En la ficha, evidentemente, no sólo se anotaba el curriculum vitae. Se incluía toda la información referente a los actos y las palabras incorrectas del individuo, su comportamiento político y moral en todos los movimientos pasados, los informes ideológicos y las autocríticas que la propia persona había escrito, así como las conclusiones y evaluaciones que realizaba la organización del Partido de la entidad. Esas fichas estaban guardadas en los archivos que custodiaba el personal confidencial especializado. Pasaban de una entidad de trabajo a otra siguiendo al individuo, pero el interesado nunca podía estar al corriente del contenido, durante toda su vida.

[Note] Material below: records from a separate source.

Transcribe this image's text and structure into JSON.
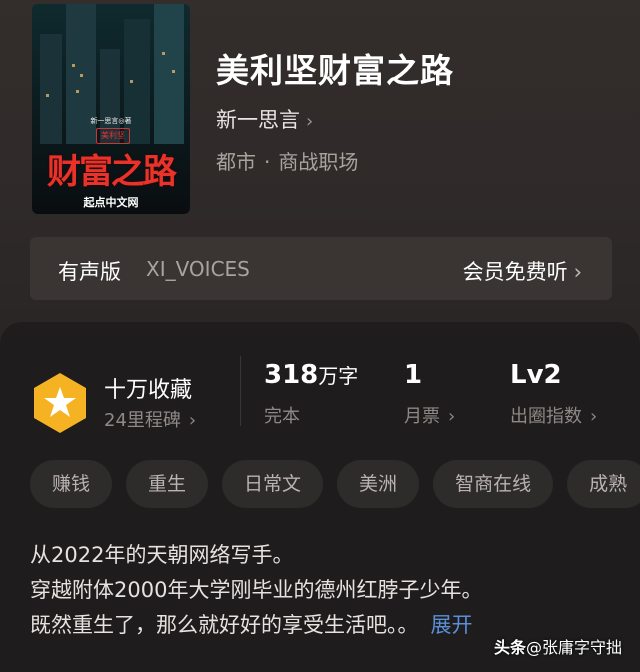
{
  "book": {
    "title": "美利坚财富之路",
    "author": "新一思言",
    "genre": "都市",
    "subgenre": "商战职场",
    "cover": {
      "line1": "新一思言◎著",
      "badge": "美利坚",
      "title": "财富之路",
      "publisher": "起点中文网"
    }
  },
  "audio": {
    "label": "有声版",
    "voice": "XI_VOICES",
    "free_label": "会员免费听"
  },
  "stats": {
    "favorites": "十万收藏",
    "milestones": "24里程碑",
    "words_value": "318",
    "words_unit": "万字",
    "words_label": "完本",
    "tickets_value": "1",
    "tickets_label": "月票",
    "level_value": "Lv2",
    "level_label": "出圈指数"
  },
  "tags": [
    "赚钱",
    "重生",
    "日常文",
    "美洲",
    "智商在线",
    "成熟"
  ],
  "description": {
    "line1": "从2022年的天朝网络写手。",
    "line2": "穿越附体2000年大学刚毕业的德州红脖子少年。",
    "line3": "既然重生了，那么就好好的享受生活吧。。",
    "expand": "展开"
  },
  "watermark": {
    "brand": "头条",
    "author": "@张庸字守拙"
  },
  "colors": {
    "accent_link": "#5b8fd8",
    "badge_gold": "#f5b324",
    "cover_title": "#e8322a"
  }
}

Otro ejemplo: la acción de estudiar no correspondía en absoluto a la definición del diccionario, es decir, adquirir conocimientos o aprender cosas. No, ese estudio tenía la función específica de eliminar todas las ideas que no correspondieran a la ideología que había fijado el Partido en aquella época, erradicar cualquier motivación individual, aunque fuera un pensamiento sencillo, que no concordara con las normas que había fijado el Partido; era lo que se denominaba «luchar a muerte contra cualquier pensamiento egoísta». ¡No bromeaban! La palabra «egoísmo», cuando se unía a un individuo, adquiría el sentido de crimen de orden psicológico y debían destruirlo sin remilgos. Las «escuelas de los funcionarios del 7 de mayo» -escuelas sin parangón ni en China ni fuera de China, antes o ahora, a las que se iba a la fuerza, se estuviera inscrito o no, y de las que no se podía salir- eran el castigo de los que habían recibido algo de educación, todos los que eran cultos y capaces de pensar. El pensamiento quedaba coartado por una vigilancia mutua y el trabajo físico extremadamente pesado. El único pensamiento que el Partido autorizaba era el del Líder Supremo. En aquel momento a cualquier persona, ya fuera funcionario del Partido o simple empleado de un organismo del Estado, si se le mandaba que se «instalara en el campo» con los miembros de su familia en una «escuela de funcionarios», no podía negarse. La «escuela de funcionarios» era como la entidad de trabajo: fijaba las raciones de cada individuo, su empadronamiento y la libertad de tener actividades exteriores. Por lo tanto, era imposible hacer novillos como los niños, y, de todos modos, ¿adonde se podía huir?